Adan retrieved a small duffel bag from the backseat, then headed across the clearing and walked a few yards into the woods. He stopped when he reached a wide-trunked tree, against the base of which leaned a large, flat rock with rounded edges. It was about three feet across at its widest point, big and heavy but not immovable for someone as strong as him.

He dropped the bag a few feet away and set about moving the rock. It just needed a good shove and some momentum to get rolling.

Then he crouched, grabbed what looked a handful of the forest floor, and pulled up what was actually a loose blanket of moss. Underneath was a metal hatch.

He pulled the handle and swung the hatch lid open, revealing a long, dark tunnel down into the earth. Cool, damp air floated up through the passage.

Adan cracked a few of the glowsticks from the duffel bag and dropped them down. They hit the bottom and cast a faint glow all the way up, illuminating a metal ladder.

“Everything’s out.” Kerr dropped their bags a few feet away and leaned his body against a tree, grunting.

“Good.” Adan stood up and evaluated his comrade. Kerr’s face was pale and sweaty, greenish and tired. He shouldn’t have been drinking so much, Adan thought, irritated. “You handle the car, I’ll take everything down.”

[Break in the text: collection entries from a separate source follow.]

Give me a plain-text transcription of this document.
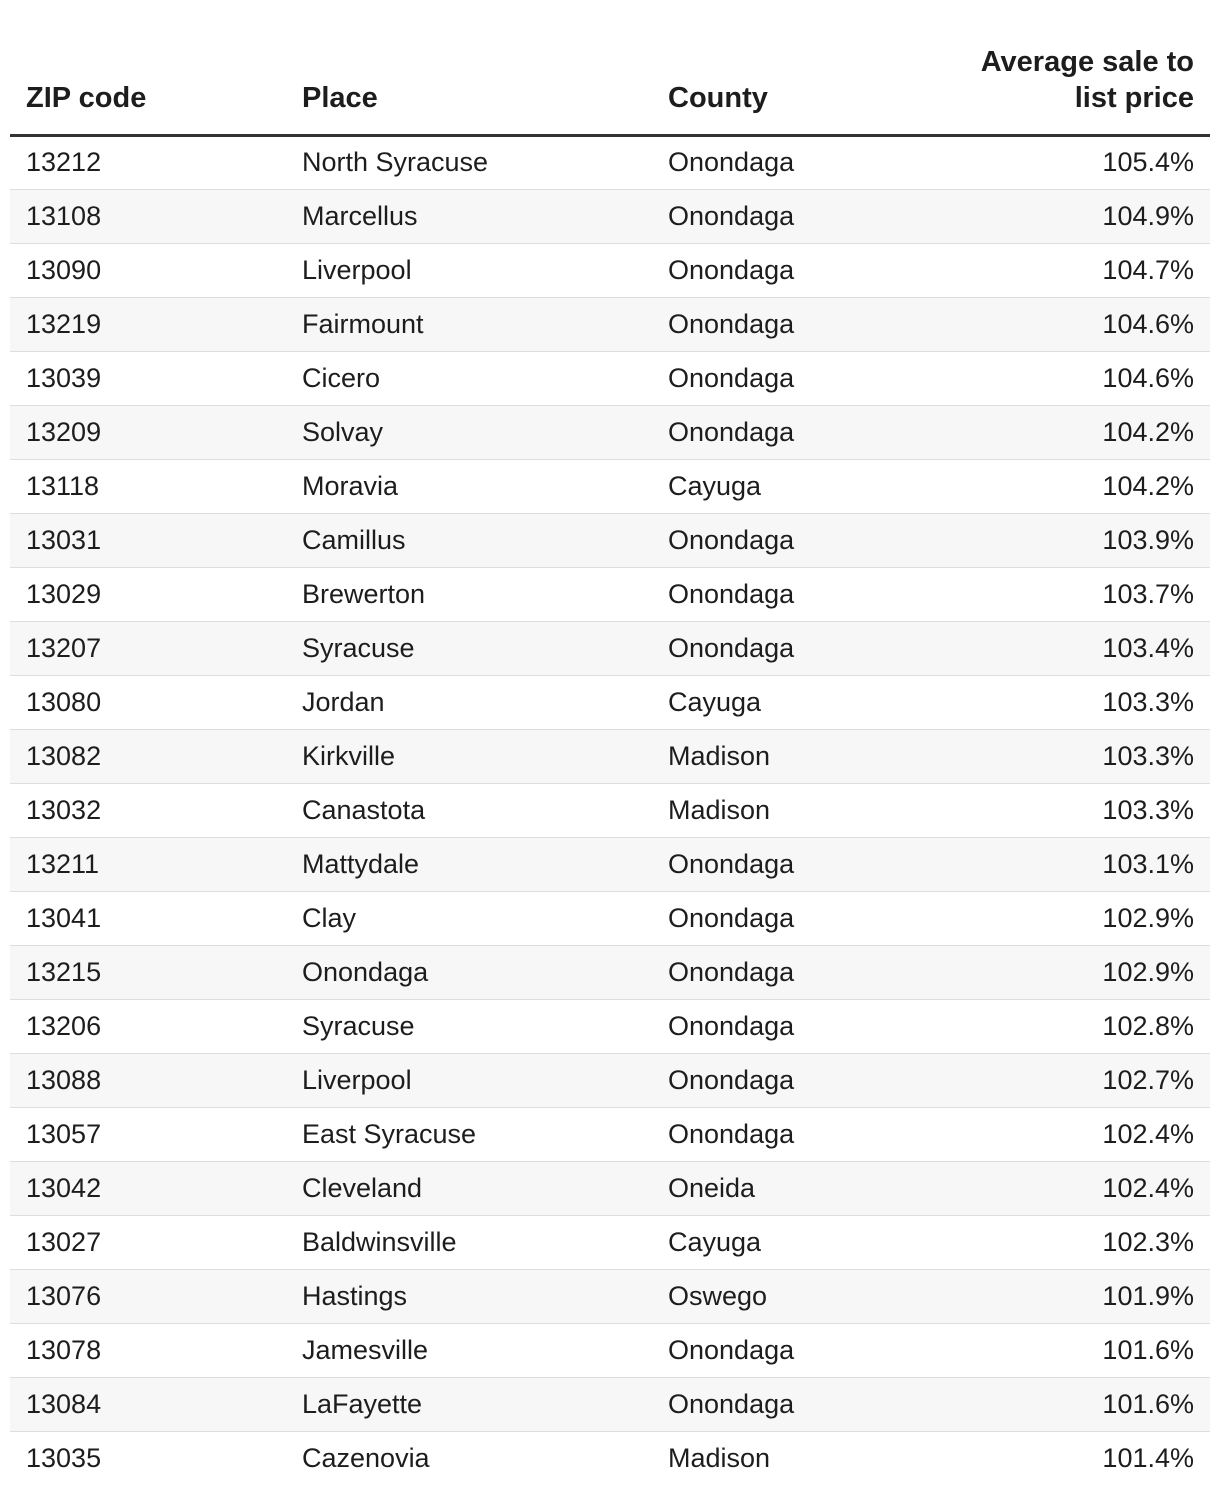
ZIP code	Place	County	Average sale to list price
13212	North Syracuse	Onondaga	105.4%
13108	Marcellus	Onondaga	104.9%
13090	Liverpool	Onondaga	104.7%
13219	Fairmount	Onondaga	104.6%
13039	Cicero	Onondaga	104.6%
13209	Solvay	Onondaga	104.2%
13118	Moravia	Cayuga	104.2%
13031	Camillus	Onondaga	103.9%
13029	Brewerton	Onondaga	103.7%
13207	Syracuse	Onondaga	103.4%
13080	Jordan	Cayuga	103.3%
13082	Kirkville	Madison	103.3%
13032	Canastota	Madison	103.3%
13211	Mattydale	Onondaga	103.1%
13041	Clay	Onondaga	102.9%
13215	Onondaga	Onondaga	102.9%
13206	Syracuse	Onondaga	102.8%
13088	Liverpool	Onondaga	102.7%
13057	East Syracuse	Onondaga	102.4%
13042	Cleveland	Oneida	102.4%
13027	Baldwinsville	Cayuga	102.3%
13076	Hastings	Oswego	101.9%
13078	Jamesville	Onondaga	101.6%
13084	LaFayette	Onondaga	101.6%
13035	Cazenovia	Madison	101.4%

Again, Kerr nodded obediently. But he hesitated, taking a step back toward the car but then pausing, looking at his friend.

Adan raised his eyebrows. “Everything alright?”

“Yeah.” Kerr finished unbuttoning his shirt and peeled it off, leaving him in a sweat-soaked white undershirt. “Guess I was just thinking I didn’t actually expect we’d have to use this place.”

Adan started picking up their bags, strapping them across his chest. “We won’t be here long. Just go hide the damn car.” His chest vibrated with a suppressed growl of frustration.

Not safe yet, he reminded himself. No time for anger. No time for the spiraling thoughts about why his stupid brother was not dead yet.

If anyone had followed Adan and Kerr on their way here, they’d done a remarkable job of not being seen. It seemed most likely that the two men were truly alone out here.

But that didn’t mean they could dawdle. The sooner they could get the car covered up and hustle their bodies down into the bunker, the better.